If you work hard enough, you can use multiple DMA channels and stream the data in and out of GPU simultaneously, however it needs a datacenter class card (Tesla, Radeon Instinct, etc.). Also in nVidia's case, you can only do this while using CUDA only, because nVidia doesn't want you to get full performance out of these cards without CUDA.
Explain? I didn't think there was any way around paying the pcie cost. If your data is hosted in memory/cache, and the computation takes less than a few mics, I didn't think there was any way to make GPUs competitive.
It depends on what you’re doing. I’m strongly against moving to GPU just for the sake of it.

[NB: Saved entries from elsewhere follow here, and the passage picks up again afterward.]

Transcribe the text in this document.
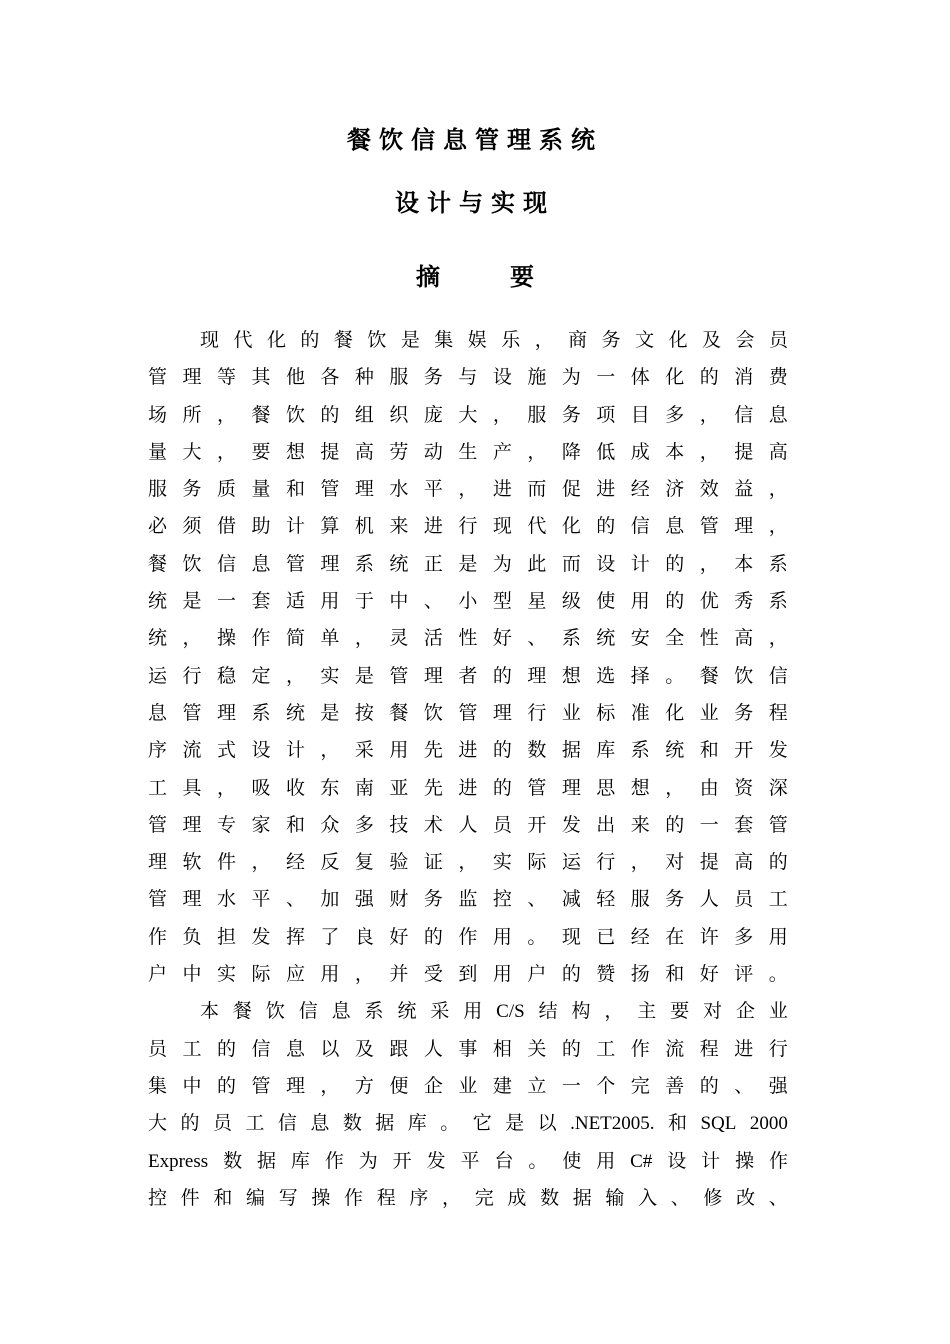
餐饮信息管理系统
设计与实现
摘要
现 代 化 的 餐 饮 是 集 娱 乐 ， 商 务 文 化 及 会 员
管 理 等 其 他 各 种 服 务 与 设 施 为 一 体 化 的 消 费
场 所 ， 餐 饮 的 组 织 庞 大 ， 服 务 项 目 多 ， 信 息
量 大 ， 要 想 提 高 劳 动 生 产 ， 降 低 成 本 ， 提 高
服 务 质 量 和 管 理 水 平 ， 进 而 促 进 经 济 效 益 ，
必 须 借 助 计 算 机 来 进 行 现 代 化 的 信 息 管 理 ，
餐 饮 信 息 管 理 系 统 正 是 为 此 而 设 计 的 ， 本 系
统 是 一 套 适 用 于 中 、 小 型 星 级 使 用 的 优 秀 系
统 ， 操 作 简 单 ， 灵 活 性 好 、 系 统 安 全 性 高 ，
运 行 稳 定 ， 实 是 管 理 者 的 理 想 选 择 。 餐 饮 信
息 管 理 系 统 是 按 餐 饮 管 理 行 业 标 准 化 业 务 程
序 流 式 设 计 ， 采 用 先 进 的 数 据 库 系 统 和 开 发
工 具 ， 吸 收 东 南 亚 先 进 的 管 理 思 想 ， 由 资 深
管 理 专 家 和 众 多 技 术 人 员 开 发 出 来 的 一 套 管
理 软 件 ， 经 反 复 验 证 ， 实 际 运 行 ， 对 提 高 的
管 理 水 平 、 加 强 财 务 监 控 、 减 轻 服 务 人 员 工
作 负 担 发 挥 了 良 好 的 作 用 。 现 已 经 在 许 多 用
户 中 实 际 应 用 ， 并 受 到 用 户 的 赞 扬 和 好 评 。
本 餐 饮 信 息 系 统 采 用 C/S 结 构 ， 主 要 对 企 业
员 工 的 信 息 以 及 跟 人 事 相 关 的 工 作 流 程 进 行
集 中 的 管 理 ， 方 便 企 业 建 立 一 个 完 善 的 、 强
大 的 员 工 信 息 数 据 库 。 它 是 以 .NET2005. 和 SQL 2000
Express 数 据 库 作 为 开 发 平 台 。 使 用 C# 设 计 操 作
控 件 和 编 写 操 作 程 序 ， 完 成 数 据 输 入 、 修 改 、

However, in some cases, where GPU brings substantial performance benefits in a long running (hours, days, etc.) application, you can setup pinned memory locations, where they map to GPU. Then you can feed the input part, where it feeds the GPU. If you have multiple DMA engines in the GPU, you can just stream the data from in to GPU to out, and read the results from your second pinned memory location.

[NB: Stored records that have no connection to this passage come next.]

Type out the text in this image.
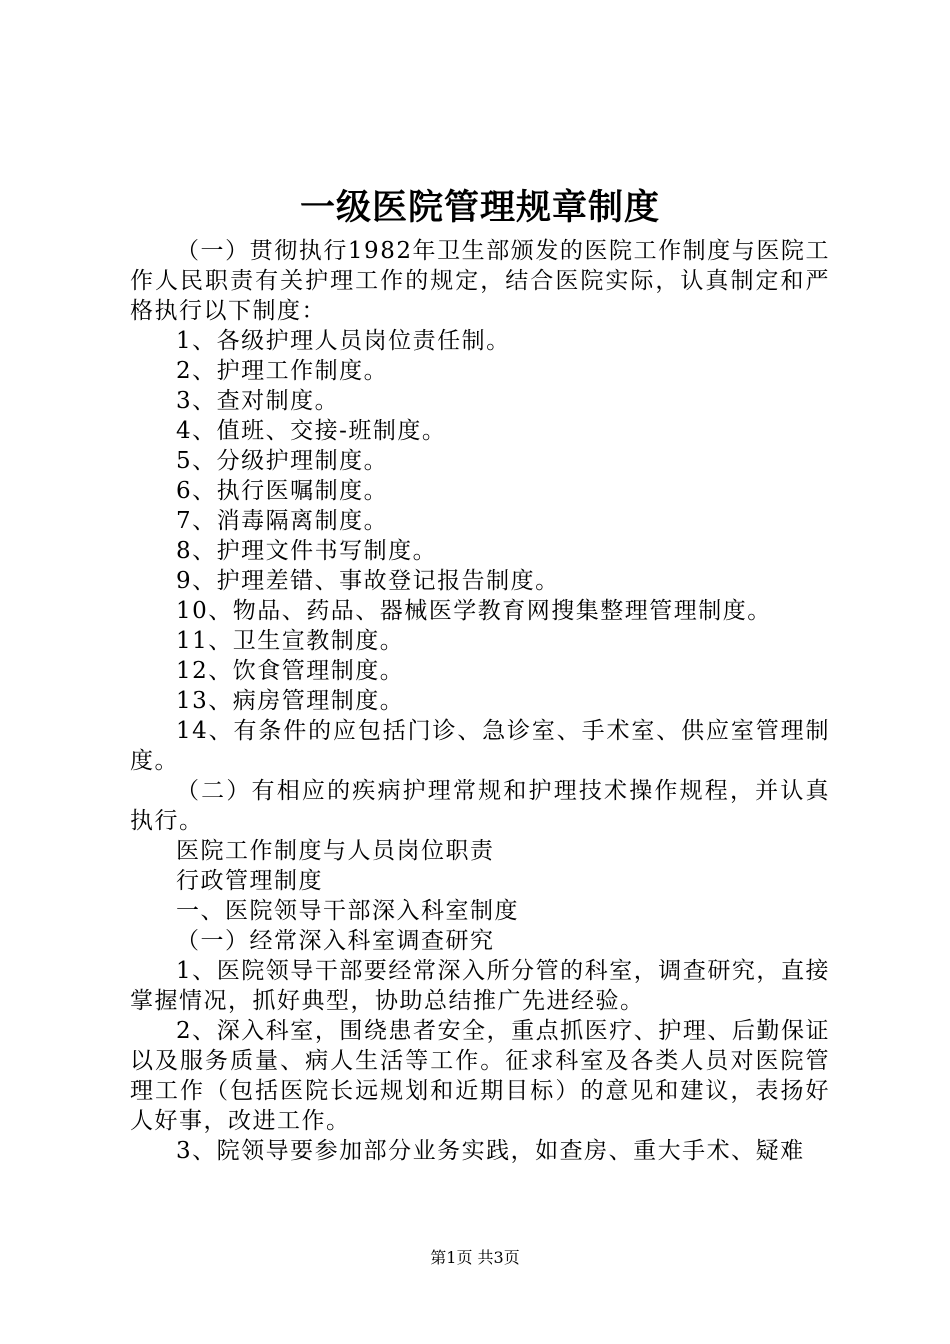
一级医院管理规章制度

（一）贯彻执行1982年卫生部颁发的医院工作制度与医院工作人民职责有关护理工作的规定，结合医院实际，认真制定和严格执行以下制度：

1、各级护理人员岗位责任制。

2、护理工作制度。

3、查对制度。

4、值班、交接-班制度。

5、分级护理制度。

6、执行医嘱制度。

7、消毒隔离制度。

8、护理文件书写制度。

9、护理差错、事故登记报告制度。

10、物品、药品、器械医学教育网搜集整理管理制度。

11、卫生宣教制度。

12、饮食管理制度。

13、病房管理制度。

14、有条件的应包括门诊、急诊室、手术室、供应室管理制度。

（二）有相应的疾病护理常规和护理技术操作规程，并认真执行。

医院工作制度与人员岗位职责

行政管理制度

一、医院领导干部深入科室制度

（一）经常深入科室调查研究

1、医院领导干部要经常深入所分管的科室，调查研究，直接掌握情况，抓好典型，协助总结推广先进经验。

2、深入科室，围绕患者安全，重点抓医疗、护理、后勤保证以及服务质量、病人生活等工作。征求科室及各类人员对医院管理工作（包括医院长远规划和近期目标）的意见和建议，表扬好人好事，改进工作。

3、院领导要参加部分业务实践，如查房、重大手术、疑难

第1页 共3页
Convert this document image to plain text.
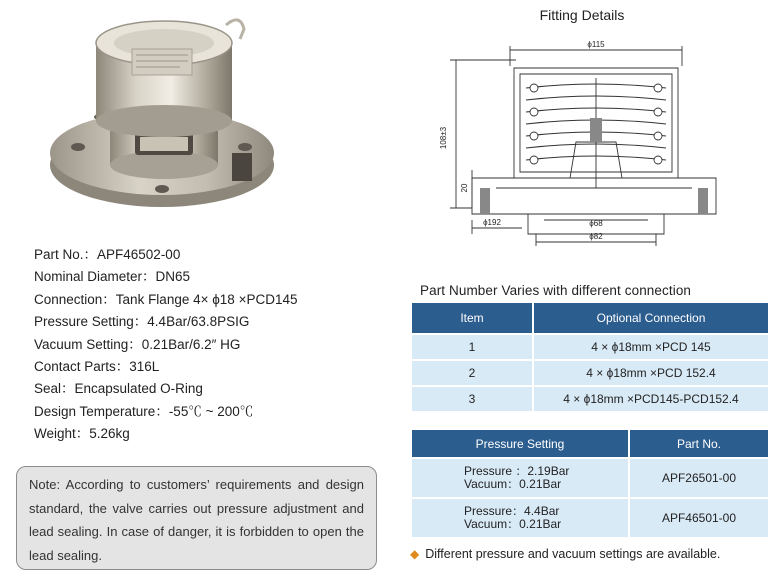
Part No.：APF46502-00
Nominal Diameter：DN65
Connection：Tank Flange 4× ϕ18 ×PCD145
Pressure Setting：4.4Bar/63.8PSIG
Vacuum Setting：0.21Bar/6.2″ HG
Contact Parts：316L
Seal：Encapsulated O-Ring
Design Temperature：-55℃ ~ 200℃
Weight：5.26kg
Note: According to customers’ requirements and design standard, the valve carries out pressure adjustment and lead sealing. In case of danger, it is forbidden to open the lead sealing.
Fitting Details
ϕ115
108±3
20
ϕ192	ϕ68
ϕ82
Part Number Varies with different connection
Item	Optional Connection
1	4 × ϕ18mm ×PCD 145
2	4 × ϕ18mm ×PCD 152.4
3	4 × ϕ18mm ×PCD145-PCD152.4
Pressure Setting	Part No.

Pressure ：2.19Bar
Vacuum：0.21Bar	APF26501-00

Pressure：4.4Bar
Vacuum：0.21Bar	APF46501-00
◆ Different pressure and vacuum settings are available.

If the speed bump is big enough, and you can eat the first startup cost, PCIe cost can become negligible.
However, it’s always horses for courses, and it may not fit your case at all.
In my case, Eigen is already extremely fast for what I do on CPU, and my task doesn’t run long. So adding GPU doubles my wall clock.
PCI cost is typically in the noise for realistic applications. There are ways to reduce latency and signal flags across PCIe, but do most of the workload on GPU to keep the latency down.
I'm guessing the guy criticizing latency sensitivity is talking about the applications where that does matter. There are plenty of applications in say finance where they need to run a 20 parameter dot product and get the result back in nanoseconds, and I don't think GPUs can ever handle work loads like that.
That's true, but for those types of applications you're looking at a custom ASIC in most cases. high ns or very low us are FPGA territory, and low us and above are suitable on GPU.
This video asserts that FPGAs do the 10ns work, and C++ does the >100ns work. I've never heard of ASICs being used, since the deployment cycle is too frequent to justify the expense of fabing.